Mink specialized in viruses that attack fruit trees, so the year
after earning his Ph.D. in 1961, it was a natural fit to continue
his research in Washington's orchard country.
During his years in Prosser, he started programs that certify
fruit trees as disease free, developed a lab to test for seed-borne
viruses, and studied a type of ringspot disease that attacks
cherries, peaches, and related fruits.
Well into his career, Mink signed up for a project with the U.S.
Aid for International Development program. He traveled to East
Africa six times during the 1980s and 1990s to research bean common
mosaic virus, an African native that threatened bean seed
production worldwide, including Washington's lucrative crop.
Eventually, his work lent better understanding of the virus that in
turn helped refine practices that now limit its spread.

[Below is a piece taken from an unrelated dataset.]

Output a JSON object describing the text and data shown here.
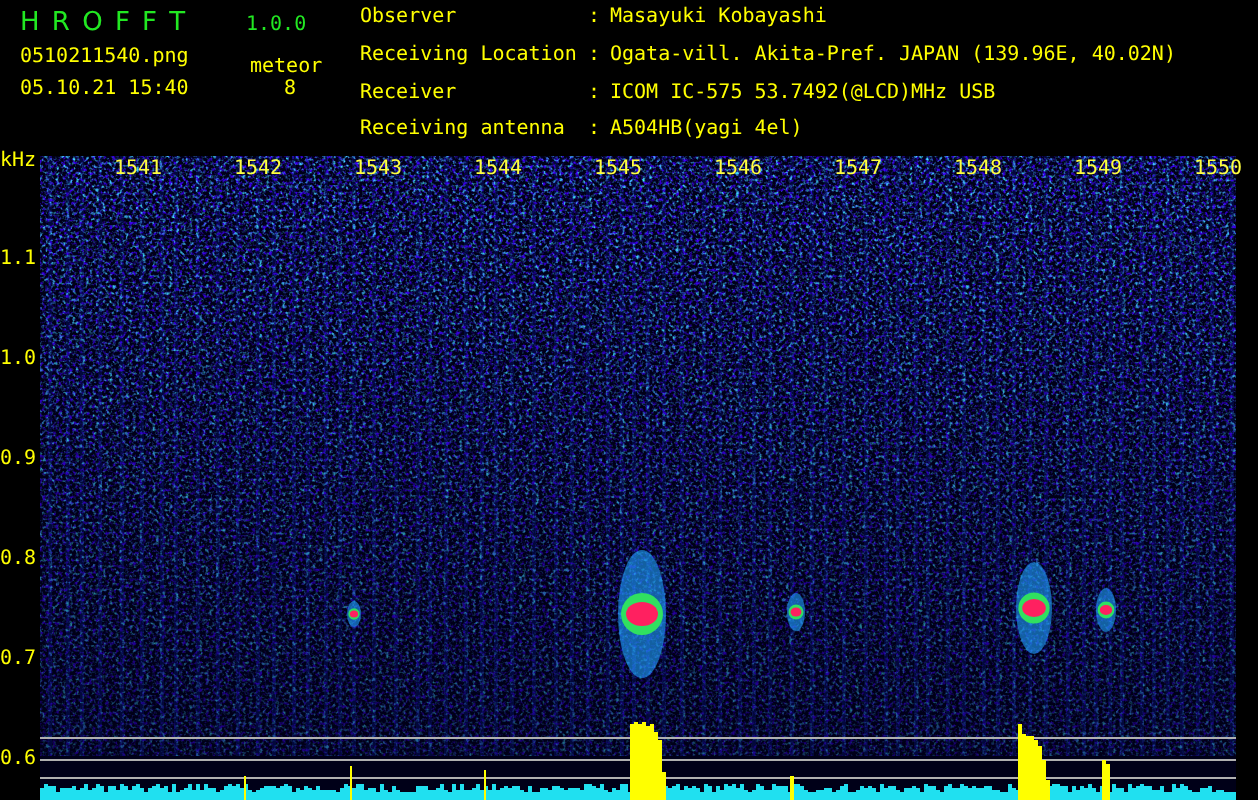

Also during those years, Mink received a video camera as a gift
and learned how to use it while aiming at waterfowl in the Yakima
Valley. Naturally, he packed the camera for research journeys to
Tanzania, Kenya, and Uganda.
"I developed a pretty serious passion for videotaping wildlife,"

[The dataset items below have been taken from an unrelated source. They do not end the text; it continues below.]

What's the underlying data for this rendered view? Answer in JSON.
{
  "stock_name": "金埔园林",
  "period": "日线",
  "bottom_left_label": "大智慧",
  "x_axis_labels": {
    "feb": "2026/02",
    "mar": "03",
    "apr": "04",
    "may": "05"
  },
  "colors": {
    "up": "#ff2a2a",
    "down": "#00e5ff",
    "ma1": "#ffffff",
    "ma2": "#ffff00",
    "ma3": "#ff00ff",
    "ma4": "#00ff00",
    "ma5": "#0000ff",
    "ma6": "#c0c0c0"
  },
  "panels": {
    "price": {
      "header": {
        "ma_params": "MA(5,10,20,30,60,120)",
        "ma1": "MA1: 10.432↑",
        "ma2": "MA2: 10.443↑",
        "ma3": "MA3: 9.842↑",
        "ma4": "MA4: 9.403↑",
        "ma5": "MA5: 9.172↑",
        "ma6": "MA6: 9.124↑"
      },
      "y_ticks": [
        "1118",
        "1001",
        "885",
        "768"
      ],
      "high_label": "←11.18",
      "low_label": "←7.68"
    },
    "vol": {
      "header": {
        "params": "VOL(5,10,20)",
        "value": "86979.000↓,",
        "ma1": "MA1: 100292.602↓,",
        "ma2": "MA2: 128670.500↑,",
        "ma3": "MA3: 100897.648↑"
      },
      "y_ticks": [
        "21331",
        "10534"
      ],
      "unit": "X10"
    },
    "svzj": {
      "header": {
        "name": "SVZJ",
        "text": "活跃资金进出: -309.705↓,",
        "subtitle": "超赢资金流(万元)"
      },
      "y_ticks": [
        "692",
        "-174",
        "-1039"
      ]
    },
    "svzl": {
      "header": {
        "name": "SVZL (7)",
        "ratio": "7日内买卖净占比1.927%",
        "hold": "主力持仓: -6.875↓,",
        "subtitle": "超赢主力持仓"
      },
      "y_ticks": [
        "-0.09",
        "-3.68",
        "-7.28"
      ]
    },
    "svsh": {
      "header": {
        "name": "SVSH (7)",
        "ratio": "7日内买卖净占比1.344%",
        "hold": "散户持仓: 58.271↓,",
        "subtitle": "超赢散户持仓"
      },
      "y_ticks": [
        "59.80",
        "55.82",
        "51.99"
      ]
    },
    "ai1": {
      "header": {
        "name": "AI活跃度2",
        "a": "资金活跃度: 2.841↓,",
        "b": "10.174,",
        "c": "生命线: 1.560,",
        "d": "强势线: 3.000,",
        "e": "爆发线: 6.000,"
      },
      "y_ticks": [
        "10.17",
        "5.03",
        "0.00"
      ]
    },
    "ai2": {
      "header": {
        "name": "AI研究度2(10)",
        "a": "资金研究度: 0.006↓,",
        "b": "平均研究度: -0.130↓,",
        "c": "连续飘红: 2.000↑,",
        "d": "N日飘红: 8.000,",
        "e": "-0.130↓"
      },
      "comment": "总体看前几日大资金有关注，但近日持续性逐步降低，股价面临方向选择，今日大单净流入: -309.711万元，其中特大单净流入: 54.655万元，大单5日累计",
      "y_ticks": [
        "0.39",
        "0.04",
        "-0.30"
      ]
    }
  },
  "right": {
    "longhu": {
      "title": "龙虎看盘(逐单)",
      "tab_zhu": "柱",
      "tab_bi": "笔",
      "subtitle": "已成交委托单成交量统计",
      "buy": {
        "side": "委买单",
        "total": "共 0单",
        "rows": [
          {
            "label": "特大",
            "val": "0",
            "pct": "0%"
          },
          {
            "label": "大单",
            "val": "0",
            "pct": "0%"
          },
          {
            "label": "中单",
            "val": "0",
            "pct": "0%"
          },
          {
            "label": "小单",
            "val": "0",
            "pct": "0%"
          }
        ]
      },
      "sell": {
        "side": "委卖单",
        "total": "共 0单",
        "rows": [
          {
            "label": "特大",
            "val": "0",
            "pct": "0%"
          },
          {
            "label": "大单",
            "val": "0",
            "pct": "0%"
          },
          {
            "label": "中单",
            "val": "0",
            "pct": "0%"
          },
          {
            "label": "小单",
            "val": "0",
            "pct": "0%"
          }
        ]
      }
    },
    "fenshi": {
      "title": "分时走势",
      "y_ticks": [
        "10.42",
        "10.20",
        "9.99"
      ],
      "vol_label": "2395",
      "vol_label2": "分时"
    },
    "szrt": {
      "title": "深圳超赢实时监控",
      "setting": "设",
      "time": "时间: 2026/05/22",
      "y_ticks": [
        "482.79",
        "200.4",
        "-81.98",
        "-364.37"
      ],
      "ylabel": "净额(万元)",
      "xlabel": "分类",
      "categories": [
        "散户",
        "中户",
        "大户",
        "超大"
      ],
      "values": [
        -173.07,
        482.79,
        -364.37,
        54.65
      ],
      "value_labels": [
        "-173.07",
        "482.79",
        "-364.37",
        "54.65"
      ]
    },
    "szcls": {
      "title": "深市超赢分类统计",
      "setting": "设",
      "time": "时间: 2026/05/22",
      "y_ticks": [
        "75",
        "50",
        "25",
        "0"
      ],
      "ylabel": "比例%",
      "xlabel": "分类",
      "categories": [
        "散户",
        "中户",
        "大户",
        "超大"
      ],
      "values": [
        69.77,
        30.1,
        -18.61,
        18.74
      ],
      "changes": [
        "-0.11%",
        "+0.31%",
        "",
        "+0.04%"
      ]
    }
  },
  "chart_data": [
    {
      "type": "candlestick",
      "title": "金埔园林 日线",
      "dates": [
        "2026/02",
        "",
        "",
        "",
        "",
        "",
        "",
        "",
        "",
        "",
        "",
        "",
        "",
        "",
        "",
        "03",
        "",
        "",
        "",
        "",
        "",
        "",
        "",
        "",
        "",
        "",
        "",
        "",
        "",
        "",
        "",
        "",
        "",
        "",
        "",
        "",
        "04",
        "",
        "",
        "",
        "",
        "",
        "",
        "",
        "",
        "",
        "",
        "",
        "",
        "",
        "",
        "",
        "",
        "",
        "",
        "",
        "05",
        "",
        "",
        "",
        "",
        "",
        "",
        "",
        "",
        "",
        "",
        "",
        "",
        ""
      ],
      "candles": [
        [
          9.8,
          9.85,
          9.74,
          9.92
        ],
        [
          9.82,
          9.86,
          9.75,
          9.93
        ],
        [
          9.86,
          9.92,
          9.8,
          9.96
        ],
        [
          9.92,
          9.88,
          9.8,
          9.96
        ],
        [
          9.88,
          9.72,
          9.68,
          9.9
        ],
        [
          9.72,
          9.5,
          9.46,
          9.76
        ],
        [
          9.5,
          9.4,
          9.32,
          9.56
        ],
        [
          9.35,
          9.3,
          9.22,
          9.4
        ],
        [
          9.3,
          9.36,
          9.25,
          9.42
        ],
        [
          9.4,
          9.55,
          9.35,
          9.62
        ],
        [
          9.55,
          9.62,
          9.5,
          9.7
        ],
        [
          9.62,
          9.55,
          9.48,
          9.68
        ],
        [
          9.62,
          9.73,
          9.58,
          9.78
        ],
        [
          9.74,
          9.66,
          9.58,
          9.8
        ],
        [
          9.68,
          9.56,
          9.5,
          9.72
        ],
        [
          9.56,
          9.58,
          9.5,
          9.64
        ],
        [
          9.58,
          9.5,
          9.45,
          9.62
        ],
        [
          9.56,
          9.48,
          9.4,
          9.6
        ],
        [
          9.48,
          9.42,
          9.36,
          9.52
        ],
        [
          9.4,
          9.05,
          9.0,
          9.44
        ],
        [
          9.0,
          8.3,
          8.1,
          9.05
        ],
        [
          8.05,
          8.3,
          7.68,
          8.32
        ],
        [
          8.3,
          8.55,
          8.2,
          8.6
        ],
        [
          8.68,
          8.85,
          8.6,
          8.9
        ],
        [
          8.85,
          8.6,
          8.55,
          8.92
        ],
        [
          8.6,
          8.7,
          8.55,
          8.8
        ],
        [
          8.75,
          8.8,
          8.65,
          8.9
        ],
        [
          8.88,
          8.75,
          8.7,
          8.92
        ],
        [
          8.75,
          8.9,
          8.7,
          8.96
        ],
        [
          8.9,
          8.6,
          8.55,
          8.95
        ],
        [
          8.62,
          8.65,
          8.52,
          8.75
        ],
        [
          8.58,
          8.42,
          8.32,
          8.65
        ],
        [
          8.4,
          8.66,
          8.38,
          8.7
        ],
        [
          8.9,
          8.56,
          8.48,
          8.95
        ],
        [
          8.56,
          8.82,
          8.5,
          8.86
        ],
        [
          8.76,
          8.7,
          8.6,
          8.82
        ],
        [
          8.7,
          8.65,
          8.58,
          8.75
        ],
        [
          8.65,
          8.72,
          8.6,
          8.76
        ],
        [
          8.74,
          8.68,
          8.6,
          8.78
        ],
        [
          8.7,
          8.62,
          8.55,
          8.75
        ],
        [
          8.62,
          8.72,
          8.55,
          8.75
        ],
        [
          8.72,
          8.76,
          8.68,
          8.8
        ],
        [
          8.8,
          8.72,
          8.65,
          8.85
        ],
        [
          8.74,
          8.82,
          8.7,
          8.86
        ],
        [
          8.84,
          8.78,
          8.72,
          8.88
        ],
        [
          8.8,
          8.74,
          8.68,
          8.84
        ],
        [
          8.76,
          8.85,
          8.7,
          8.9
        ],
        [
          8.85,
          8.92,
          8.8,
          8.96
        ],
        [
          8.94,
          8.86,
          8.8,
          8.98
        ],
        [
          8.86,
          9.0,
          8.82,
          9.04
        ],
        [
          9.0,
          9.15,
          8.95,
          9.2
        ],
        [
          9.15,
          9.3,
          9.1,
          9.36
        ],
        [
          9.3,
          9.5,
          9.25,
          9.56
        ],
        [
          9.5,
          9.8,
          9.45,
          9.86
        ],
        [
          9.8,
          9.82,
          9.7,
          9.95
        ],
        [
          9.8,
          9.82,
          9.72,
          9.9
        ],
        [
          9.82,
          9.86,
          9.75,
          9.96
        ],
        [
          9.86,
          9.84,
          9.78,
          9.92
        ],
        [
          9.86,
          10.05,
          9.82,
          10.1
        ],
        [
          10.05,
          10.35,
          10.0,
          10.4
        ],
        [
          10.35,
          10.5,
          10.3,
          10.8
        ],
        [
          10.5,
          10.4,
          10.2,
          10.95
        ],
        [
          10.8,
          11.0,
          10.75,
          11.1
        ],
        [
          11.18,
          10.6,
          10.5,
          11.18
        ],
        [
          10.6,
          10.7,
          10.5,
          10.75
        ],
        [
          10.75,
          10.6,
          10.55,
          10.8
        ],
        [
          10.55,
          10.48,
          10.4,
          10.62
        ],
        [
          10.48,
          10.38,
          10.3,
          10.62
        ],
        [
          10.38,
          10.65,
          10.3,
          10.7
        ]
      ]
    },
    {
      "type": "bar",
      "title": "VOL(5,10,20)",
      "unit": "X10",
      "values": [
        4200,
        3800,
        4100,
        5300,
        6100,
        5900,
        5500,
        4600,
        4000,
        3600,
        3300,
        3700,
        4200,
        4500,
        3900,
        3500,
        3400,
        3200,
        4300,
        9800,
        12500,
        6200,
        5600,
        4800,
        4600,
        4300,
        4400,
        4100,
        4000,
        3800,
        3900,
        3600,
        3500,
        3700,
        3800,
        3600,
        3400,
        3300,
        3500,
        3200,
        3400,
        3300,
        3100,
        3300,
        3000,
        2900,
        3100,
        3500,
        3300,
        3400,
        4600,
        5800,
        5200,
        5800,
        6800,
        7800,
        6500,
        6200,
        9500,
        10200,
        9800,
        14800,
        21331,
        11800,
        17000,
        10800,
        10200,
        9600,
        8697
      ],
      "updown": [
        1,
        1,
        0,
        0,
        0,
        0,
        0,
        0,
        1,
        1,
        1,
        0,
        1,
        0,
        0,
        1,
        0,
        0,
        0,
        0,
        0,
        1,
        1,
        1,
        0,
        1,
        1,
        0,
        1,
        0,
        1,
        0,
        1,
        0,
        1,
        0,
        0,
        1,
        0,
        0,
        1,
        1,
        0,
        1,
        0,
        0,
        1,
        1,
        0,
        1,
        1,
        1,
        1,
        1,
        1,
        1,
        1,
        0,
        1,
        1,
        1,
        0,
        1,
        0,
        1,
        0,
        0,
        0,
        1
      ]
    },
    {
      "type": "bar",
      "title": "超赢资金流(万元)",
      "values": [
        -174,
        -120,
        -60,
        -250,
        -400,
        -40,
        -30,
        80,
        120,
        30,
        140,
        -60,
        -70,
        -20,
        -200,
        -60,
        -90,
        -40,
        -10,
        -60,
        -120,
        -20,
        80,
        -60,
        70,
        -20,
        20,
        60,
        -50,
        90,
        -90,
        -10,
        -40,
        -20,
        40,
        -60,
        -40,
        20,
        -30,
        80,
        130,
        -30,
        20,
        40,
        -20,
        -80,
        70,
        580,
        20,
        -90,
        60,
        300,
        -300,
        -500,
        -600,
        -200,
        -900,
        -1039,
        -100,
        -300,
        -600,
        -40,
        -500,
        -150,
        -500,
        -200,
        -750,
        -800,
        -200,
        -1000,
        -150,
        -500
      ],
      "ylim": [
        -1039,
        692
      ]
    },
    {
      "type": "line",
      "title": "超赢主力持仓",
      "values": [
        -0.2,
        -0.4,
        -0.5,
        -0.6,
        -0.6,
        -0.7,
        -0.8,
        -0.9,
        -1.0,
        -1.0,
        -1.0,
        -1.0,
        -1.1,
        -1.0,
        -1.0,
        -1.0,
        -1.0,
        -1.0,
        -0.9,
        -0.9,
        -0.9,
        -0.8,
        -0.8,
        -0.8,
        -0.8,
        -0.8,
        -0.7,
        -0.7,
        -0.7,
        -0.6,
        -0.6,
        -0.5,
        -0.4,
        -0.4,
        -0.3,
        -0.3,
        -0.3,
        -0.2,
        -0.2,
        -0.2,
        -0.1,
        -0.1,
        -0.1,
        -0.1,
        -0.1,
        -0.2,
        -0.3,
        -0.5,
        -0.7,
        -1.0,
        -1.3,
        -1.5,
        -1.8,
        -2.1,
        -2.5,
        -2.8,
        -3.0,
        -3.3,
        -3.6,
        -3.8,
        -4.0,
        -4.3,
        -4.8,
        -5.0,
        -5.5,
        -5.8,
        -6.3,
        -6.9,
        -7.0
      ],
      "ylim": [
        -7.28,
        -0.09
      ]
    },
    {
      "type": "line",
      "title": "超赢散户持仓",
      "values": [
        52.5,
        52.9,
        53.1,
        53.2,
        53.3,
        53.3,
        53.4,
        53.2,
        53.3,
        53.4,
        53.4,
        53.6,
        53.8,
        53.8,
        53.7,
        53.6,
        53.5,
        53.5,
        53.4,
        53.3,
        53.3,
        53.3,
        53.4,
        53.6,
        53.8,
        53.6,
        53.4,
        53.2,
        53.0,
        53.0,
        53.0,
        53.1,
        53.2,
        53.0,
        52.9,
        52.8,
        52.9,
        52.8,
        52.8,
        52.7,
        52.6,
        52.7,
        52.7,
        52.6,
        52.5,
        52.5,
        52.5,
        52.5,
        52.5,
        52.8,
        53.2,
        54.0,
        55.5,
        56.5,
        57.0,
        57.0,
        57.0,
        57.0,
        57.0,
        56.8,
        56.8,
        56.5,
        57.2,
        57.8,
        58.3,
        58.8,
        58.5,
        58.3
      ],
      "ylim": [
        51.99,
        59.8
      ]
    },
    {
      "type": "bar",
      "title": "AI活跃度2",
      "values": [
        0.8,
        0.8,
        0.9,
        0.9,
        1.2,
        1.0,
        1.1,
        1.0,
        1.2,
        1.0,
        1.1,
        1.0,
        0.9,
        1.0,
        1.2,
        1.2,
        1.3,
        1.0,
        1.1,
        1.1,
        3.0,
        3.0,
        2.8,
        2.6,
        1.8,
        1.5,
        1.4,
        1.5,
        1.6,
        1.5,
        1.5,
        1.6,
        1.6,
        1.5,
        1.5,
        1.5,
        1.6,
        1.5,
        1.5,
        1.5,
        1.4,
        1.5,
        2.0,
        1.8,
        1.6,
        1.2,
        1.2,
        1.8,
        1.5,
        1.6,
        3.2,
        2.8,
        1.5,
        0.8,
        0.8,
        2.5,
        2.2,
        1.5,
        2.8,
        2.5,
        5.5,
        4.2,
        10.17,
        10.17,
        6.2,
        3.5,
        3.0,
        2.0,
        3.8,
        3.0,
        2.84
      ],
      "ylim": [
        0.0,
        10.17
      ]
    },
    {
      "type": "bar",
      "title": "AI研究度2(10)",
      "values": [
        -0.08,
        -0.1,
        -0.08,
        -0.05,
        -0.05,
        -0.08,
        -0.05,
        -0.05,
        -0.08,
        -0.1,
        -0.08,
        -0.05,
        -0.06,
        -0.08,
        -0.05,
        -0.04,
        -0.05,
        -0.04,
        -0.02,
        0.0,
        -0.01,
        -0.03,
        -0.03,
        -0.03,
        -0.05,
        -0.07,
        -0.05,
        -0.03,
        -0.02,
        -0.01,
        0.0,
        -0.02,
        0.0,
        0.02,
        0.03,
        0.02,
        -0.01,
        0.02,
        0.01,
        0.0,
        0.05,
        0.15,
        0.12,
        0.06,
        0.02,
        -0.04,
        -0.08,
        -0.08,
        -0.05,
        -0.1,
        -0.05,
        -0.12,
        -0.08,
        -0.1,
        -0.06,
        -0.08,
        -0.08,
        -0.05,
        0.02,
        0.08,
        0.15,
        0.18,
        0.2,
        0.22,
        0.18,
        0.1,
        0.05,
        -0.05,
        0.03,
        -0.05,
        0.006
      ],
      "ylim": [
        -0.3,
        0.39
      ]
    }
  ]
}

he said. "I had my camera pointed out the window at anything that
would walk, crawl, or fly."
After retirement, Mink learned about the Yakama Nation's various
wildlife programs and volunteered to videotape a salmon project.

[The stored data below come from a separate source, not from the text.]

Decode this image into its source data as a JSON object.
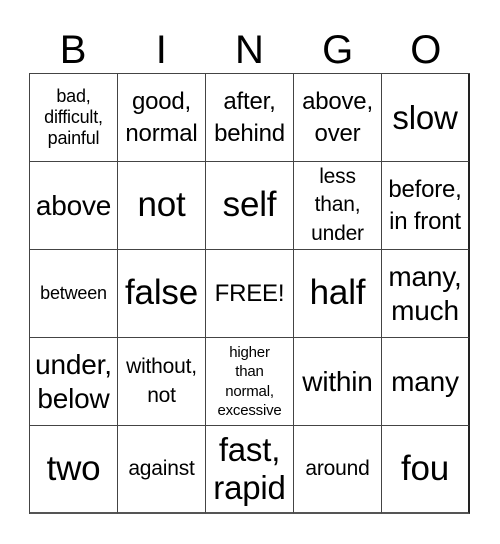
{
  "header": {
    "letters": [
      "B",
      "I",
      "N",
      "G",
      "O"
    ]
  },
  "cells": [
    "bad,\ndifficult,\npainful",
    "good,\nnormal",
    "after,\nbehind",
    "above,\nover",
    "slow",
    "above",
    "not",
    "self",
    "less\nthan,\nunder",
    "before,\nin front",
    "between",
    "false",
    "FREE!",
    "half",
    "many,\nmuch",
    "under,\nbelow",
    "without,\nnot",
    "higher\nthan\nnormal,\nexcessive",
    "within",
    "many",
    "two",
    "against",
    "fast,\nrapid",
    "around",
    "fou"
  ]
}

That led to other assignments and eventually landed him on the
range with wild horses, which are among his most exhilarating
subjects.
Earlier ancestors of modern horses once roamed North America,
but the wild horses of the Yakama Nation trace their roots to hardy
Mustangs--with vestiges of other breeds released after the arrival
of automobiles--first brought to the New World in the 1500s. They
arrived north of the Columbia River in the 1700s, and the Yakamas
quickly embraced the animal. By 1806, when Lewis and Clark bought
horses from the tribe, the Yakamas were expert horsemen.
Today the Yakama reservation is home to at least 3,000 wild
horses--by far the state's largest population. Wild horses were
exterminated in many places but allowed to flourish on tribal
lands, where they remain part of the Indian culture and
economy.
However, today the horses might be too successful. They gobble
the grasses that elk and other native species need. They scar the
sensitive soils of sagebrush country, causing erosion that fills
streams with silt and harms fish. They may degrade habitat where
the Yakama plan to reintroduce pronghorn antelope and sage
grouse.
The majestic animals, which have few predators, even harm
themselves, because overcrowded horses are becoming stunted due to
lack of forage and are more vulnerable to diseases, says Jim
Stephenson, who works for the tribe as a large-animal
biologist.
The Yakama Nation is in the process of developing a plan to
manage horse herds that likely will include thinning their numbers
by half or more, Stephenson says. He hopes many excess horses can
be trained for riding, though some may have to be killed.
"The range has been hit pretty hard," Stephenson says. "We need
to educate the tribal public as well as others on pretty much all
aspects of the horse project. What [Mink is] doing is an important
part of that."
Mink's documentaries also help the tribe preserve its culture,
history, and lands through education, says Arlen Washines, a tribal
member who manages the reservation's wildlife, range, and
vegetation resources.
Mink is definitely not in it for the money; he donates his time
and accepts reimbursement only for travel and videotaping
expenses.
"If it ever turns out to be work," he says, "then I'll
quit."
That seems unlikely, coming from the same grinning mouth
promising to keep videotaping wildlife "til either I die out there
or somebody tells me I can't do it anymore."